Hoy he vuelto a escribir con pluma. No sé cuánto tiempo hace que no lo hacía. He guardado absoluto silencio para escuchar el sonido de la pluma sobre el papel. He escogido un papel grueso y tinta negra. El azul se me hacía demasiado cotidiano. Después de escribir unas pocas líneas, me he detenido y he observado. La mano me pide lápiz, el corazón tinta y mi mala letra se consuela con el sonido de las teclas.
La pluma tiene la ventaja de que te hace disfrutar del camino. Él es el objetivo. Con la pluma eres como un viajero. No importa lo que escribas. Basta deslizarte sobre el papel.
La tinta, además, huele.

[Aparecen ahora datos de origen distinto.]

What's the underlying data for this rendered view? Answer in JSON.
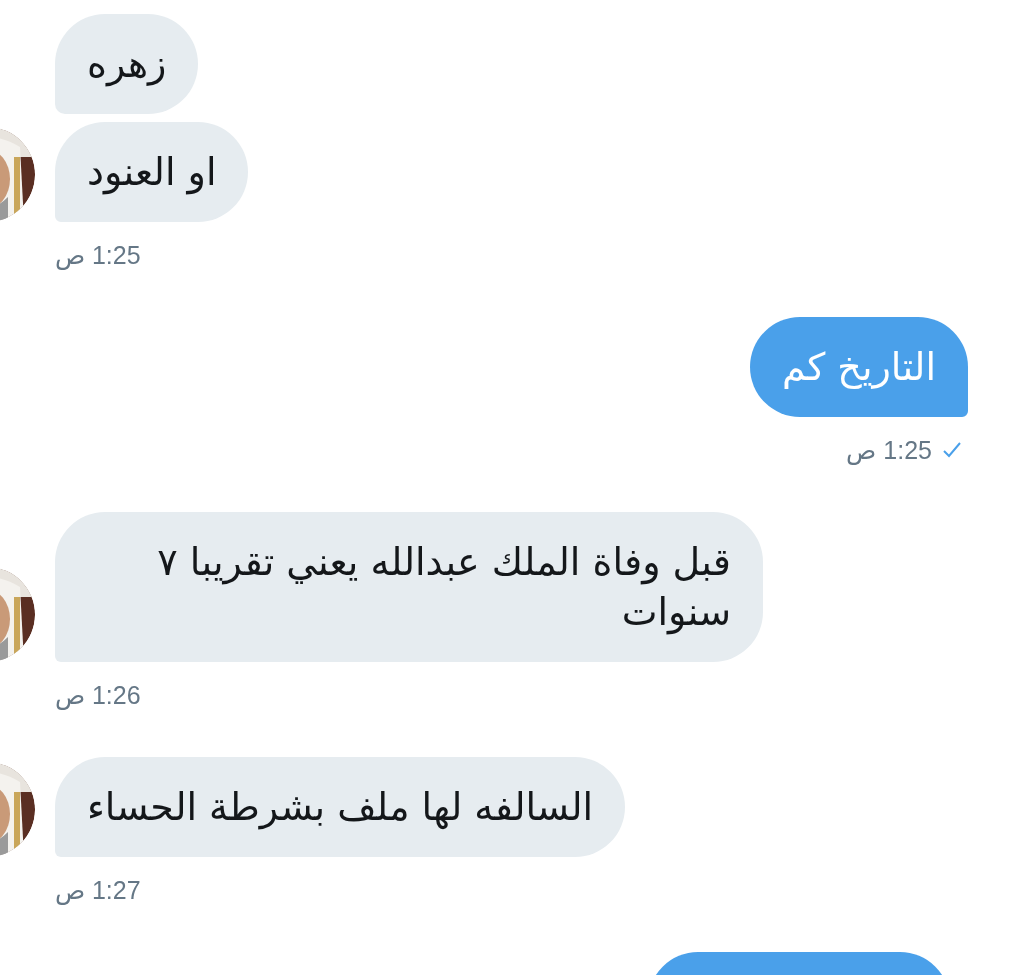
{
  "groups": [
    {
      "kind": "received",
      "bubbles": [
        "زهره",
        "او العنود"
      ],
      "time": "1:25 ص",
      "avatar": true
    },
    {
      "kind": "sent",
      "bubbles": [
        "التاريخ كم"
      ],
      "time": "1:25 ص",
      "read": true
    },
    {
      "kind": "received",
      "bubbles": [
        "قبل وفاة الملك عبدالله يعني تقريبا ٧ سنوات"
      ],
      "time": "1:26 ص",
      "avatar": true
    },
    {
      "kind": "received",
      "bubbles": [
        "السالفه لها ملف بشرطة الحساء"
      ],
      "time": "1:27 ص",
      "avatar": true
    },
    {
      "kind": "sent",
      "cut_off": true
    }
  ]
}
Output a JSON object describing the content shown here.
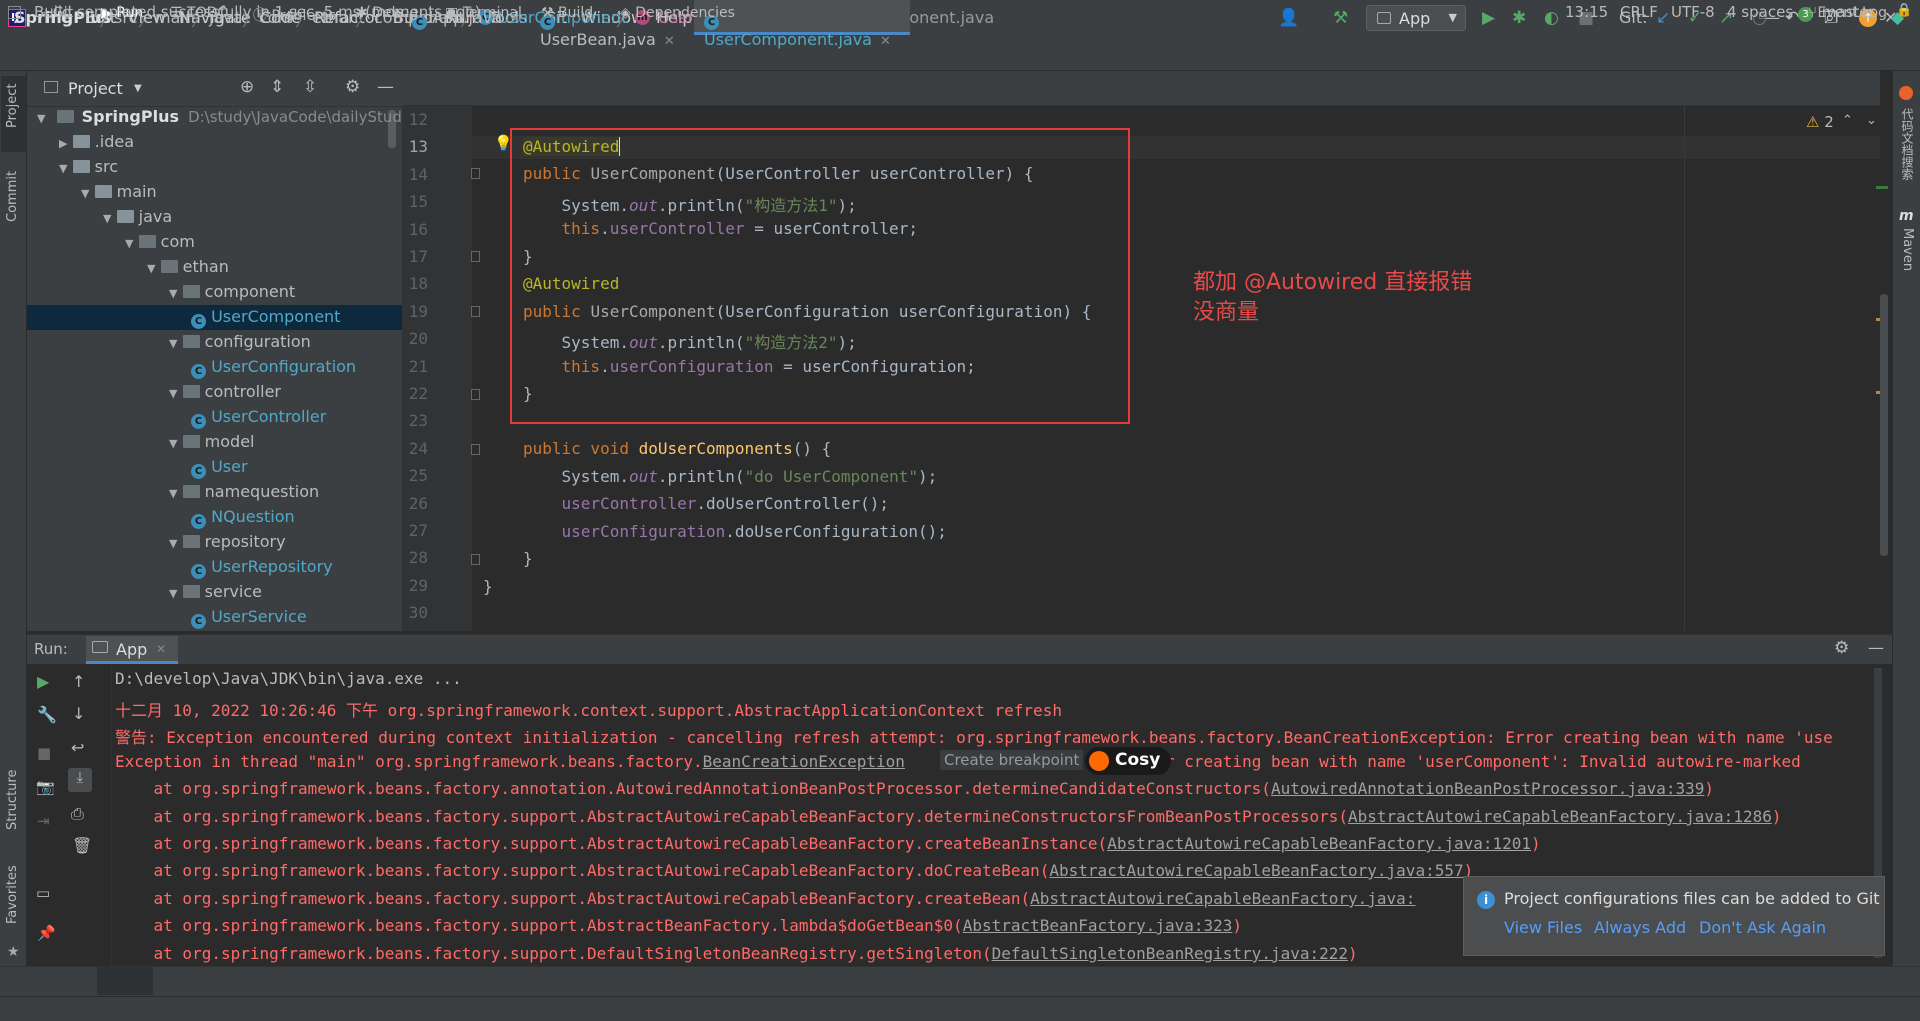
{
  "window": {
    "title": "SpringPlus - UserComponent.java",
    "menu": [
      "File",
      "Edit",
      "View",
      "Navigate",
      "Code",
      "Refactor",
      "Build",
      "Run",
      "Tools",
      "Git",
      "Window",
      "Help"
    ]
  },
  "navbar": {
    "crumbs": [
      "SpringPlus",
      "src",
      "main",
      "java",
      "com",
      "ethan",
      "component"
    ],
    "class_crumb": "UserComponent",
    "method_crumb": "UserComponent",
    "run_config": "App",
    "git_label": "Git:"
  },
  "left_strip": {
    "project": "Project",
    "commit": "Commit",
    "structure": "Structure",
    "favorites": "Favorites"
  },
  "right_strip": {
    "code_search": "代码文档搜索",
    "maven": "Maven"
  },
  "project": {
    "title": "Project",
    "root_name": "SpringPlus",
    "root_path": "D:\\study\\JavaCode\\dailyStudy\\S",
    "tree": [
      {
        "label": ".idea",
        "level": 1,
        "kind": "folder",
        "expanded": false
      },
      {
        "label": "src",
        "level": 1,
        "kind": "folder",
        "expanded": true
      },
      {
        "label": "main",
        "level": 2,
        "kind": "folder",
        "expanded": true
      },
      {
        "label": "java",
        "level": 3,
        "kind": "folder",
        "expanded": true
      },
      {
        "label": "com",
        "level": 4,
        "kind": "pkg",
        "expanded": true
      },
      {
        "label": "ethan",
        "level": 5,
        "kind": "pkg",
        "expanded": true
      },
      {
        "label": "component",
        "level": 6,
        "kind": "pkg",
        "expanded": true
      },
      {
        "label": "UserComponent",
        "level": 7,
        "kind": "class",
        "selected": true
      },
      {
        "label": "configuration",
        "level": 6,
        "kind": "pkg",
        "expanded": true
      },
      {
        "label": "UserConfiguration",
        "level": 7,
        "kind": "class"
      },
      {
        "label": "controller",
        "level": 6,
        "kind": "pkg",
        "expanded": true
      },
      {
        "label": "UserController",
        "level": 7,
        "kind": "class"
      },
      {
        "label": "model",
        "level": 6,
        "kind": "pkg",
        "expanded": true
      },
      {
        "label": "User",
        "level": 7,
        "kind": "class"
      },
      {
        "label": "namequestion",
        "level": 6,
        "kind": "pkg",
        "expanded": true
      },
      {
        "label": "NQuestion",
        "level": 7,
        "kind": "class"
      },
      {
        "label": "repository",
        "level": 6,
        "kind": "pkg",
        "expanded": true
      },
      {
        "label": "UserRepository",
        "level": 7,
        "kind": "class"
      },
      {
        "label": "service",
        "level": 6,
        "kind": "pkg",
        "expanded": true
      },
      {
        "label": "UserService",
        "level": 7,
        "kind": "class"
      }
    ]
  },
  "tabs": [
    {
      "label": "App.java",
      "active": false
    },
    {
      "label": "UserBean.java",
      "active": false
    },
    {
      "label": "UserComponent.java",
      "active": true
    }
  ],
  "editor": {
    "warning_count": "2",
    "line_numbers": [
      "12",
      "13",
      "14",
      "15",
      "16",
      "17",
      "18",
      "19",
      "20",
      "21",
      "22",
      "23",
      "24",
      "25",
      "26",
      "27",
      "28",
      "29",
      "30"
    ],
    "annotation_line1": "都加 @Autowired 直接报错",
    "annotation_line2": "没商量",
    "code": {
      "l13_ann": "@Autowired",
      "l14_kw": "public ",
      "l14_name": "UserComponent",
      "l14_rest": "(UserController userController) {",
      "l15_a": "    System.",
      "l15_out": "out",
      "l15_b": ".println(",
      "l15_str": "\"构造方法1\"",
      "l15_c": ");",
      "l16_kw": "    this",
      "l16_a": ".",
      "l16_fd": "userController",
      "l16_b": " = userController;",
      "l17": "}",
      "l18_ann": "@Autowired",
      "l19_kw": "public ",
      "l19_name": "UserComponent",
      "l19_rest": "(UserConfiguration userConfiguration) {",
      "l20_a": "    System.",
      "l20_out": "out",
      "l20_b": ".println(",
      "l20_str": "\"构造方法2\"",
      "l20_c": ");",
      "l21_kw": "    this",
      "l21_a": ".",
      "l21_fd": "userConfiguration",
      "l21_b": " = userConfiguration;",
      "l22": "}",
      "l24_kw": "public void ",
      "l24_fn": "doUserComponents",
      "l24_rest": "() {",
      "l25_a": "    System.",
      "l25_out": "out",
      "l25_b": ".println(",
      "l25_str": "\"do UserComponent\"",
      "l25_c": ");",
      "l26_fd": "    userController",
      "l26_b": ".doUserController();",
      "l27_fd": "    userConfiguration",
      "l27_b": ".doUserConfiguration();",
      "l28": "}",
      "l29": "}"
    }
  },
  "run": {
    "label": "Run:",
    "tab": "App",
    "console": {
      "cmd": "D:\\develop\\Java\\JDK\\bin\\java.exe ...",
      "log1": "十二月 10, 2022 10:26:46 下午 org.springframework.context.support.AbstractApplicationContext refresh",
      "log2": "警告: Exception encountered during context initialization - cancelling refresh attempt: org.springframework.beans.factory.BeanCreationException: Error creating bean with name 'use",
      "log3_a": "Exception in thread \"main\" org.springframework.beans.factory.",
      "log3_link": "BeanCreationException",
      "log3_b": ": Error creating bean with name 'userComponent': Invalid autowire-marked",
      "st1_a": "    at org.springframework.beans.factory.annotation.AutowiredAnnotationBeanPostProcessor.determineCandidateConstructors(",
      "st1_link": "AutowiredAnnotationBeanPostProcessor.java:339",
      "st1_b": ")",
      "st2_a": "    at org.springframework.beans.factory.support.AbstractAutowireCapableBeanFactory.determineConstructorsFromBeanPostProcessors(",
      "st2_link": "AbstractAutowireCapableBeanFactory.java:1286",
      "st2_b": ")",
      "st3_a": "    at org.springframework.beans.factory.support.AbstractAutowireCapableBeanFactory.createBeanInstance(",
      "st3_link": "AbstractAutowireCapableBeanFactory.java:1201",
      "st3_b": ")",
      "st4_a": "    at org.springframework.beans.factory.support.AbstractAutowireCapableBeanFactory.doCreateBean(",
      "st4_link": "AbstractAutowireCapableBeanFactory.java:557",
      "st4_b": ")",
      "st5_a": "    at org.springframework.beans.factory.support.AbstractAutowireCapableBeanFactory.createBean(",
      "st5_link": "AbstractAutowireCapableBeanFactory.java:",
      "st6_a": "    at org.springframework.beans.factory.support.AbstractBeanFactory.lambda$doGetBean$0(",
      "st6_link": "AbstractBeanFactory.java:323",
      "st6_b": ")",
      "st7_a": "    at org.springframework.beans.factory.support.DefaultSingletonBeanRegistry.getSingleton(",
      "st7_link": "DefaultSingletonBeanRegistry.java:222",
      "st7_b": ")"
    },
    "hover_tip": "Create breakpoint",
    "cosy": "Cosy"
  },
  "notification": {
    "text": "Project configurations files can be added to Git",
    "actions": [
      "View Files",
      "Always Add",
      "Don't Ask Again"
    ]
  },
  "tool_windows": [
    {
      "label": "Git",
      "icon": "git-branch-icon"
    },
    {
      "label": "Run",
      "icon": "play-icon",
      "active": true
    },
    {
      "label": "TODO",
      "icon": "list-icon"
    },
    {
      "label": "Problems",
      "icon": "info-icon"
    },
    {
      "label": "Debug",
      "icon": "bug-icon"
    },
    {
      "label": "Terminal",
      "icon": "terminal-icon"
    },
    {
      "label": "Build",
      "icon": "hammer-icon"
    },
    {
      "label": "Dependencies",
      "icon": "layers-icon"
    }
  ],
  "event_log": {
    "count": "3",
    "label": "Event Log"
  },
  "status": {
    "message": "Build completed successfully in 1 sec, 5 ms (moments ago)",
    "position": "13:15",
    "line_sep": "CRLF",
    "encoding": "UTF-8",
    "indent": "4 spaces",
    "branch": "master"
  },
  "colors": {
    "accent": "#4a88c7",
    "error": "#ff6b68",
    "annotation_red": "#e33a3a",
    "keyword": "#cc7832",
    "string": "#6a8759"
  }
}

No es tinta china, pero huele y deja en el aire un halo que hechiza.
La pluma que ha llegado a mis manos es simplemente una pluma. No tiene pretensiones. No es de oro, no tiene brillantes que la engalanen ni tan siquiera una marca para lucirla. Es simple y llanamente una pluma. Negra de cuerpo y con un capuchón plateado. Es ligera. Uno se siente a gusto con ella entre los dedos.
Me gusta también el clic que hace cuando la cierras. Lo pruebo una y otra vez y me reafirmo. Me gusta. La pluma escribe, se desliza, huele y suena bien.
Cuando pienso en plumas veo manos de gente mayor sosteniéndolas. Dedos que han vivido muchas vidas. Dedos que las cuidan, que las llevan consigo y que las guardan en el bolsillo de su chaqueta. Cuando pienso en plumas, no sé por qué, pienso en manos masculinas. Demasiadas veces las plumas en manos de mujer son joyas y no plumas. No me gustan.
El lápiz, ahora desocupado, me recrimina. Él, humilde. Ella, tan pretenciosa, tan compleja. Él, efímero; ella, perdurable. Él consume su vida rápidamente, se deja la piel a tiras en el esfuerzo. Ella nace con la vocación de quedarse. Los lápices se pierden, se van como vinieron. Casi por cualquier parte. Ellas son siempre cuidadas y hasta mimadas. A ellas nos da miedo perderlas y echarlas de menos.
Negra tinta sobre papel blanco. Pluma y literatura. Carta a un ser querido, solemnidad. Notario y testamento. Firma de médico y nota de profesor añejo.
Los niños las miran como a insectos extraños. Curiosos por un momento, pero dispuestos a olvidarlas por un destello fosforescente.
Dos páginas repletas de letras y palabras escritas con prisa. Casi no las entiendo. La pluma las estira, las aplana. Me gusta también así. Ver lo escrito como un dibujo, como una línea continua sin significado. La satisfacción viene al contemplar la hoja llena de tinta.
Pluma o lápiz, ¿qué más da? Al final lo único que importa es el veneno de la escritura.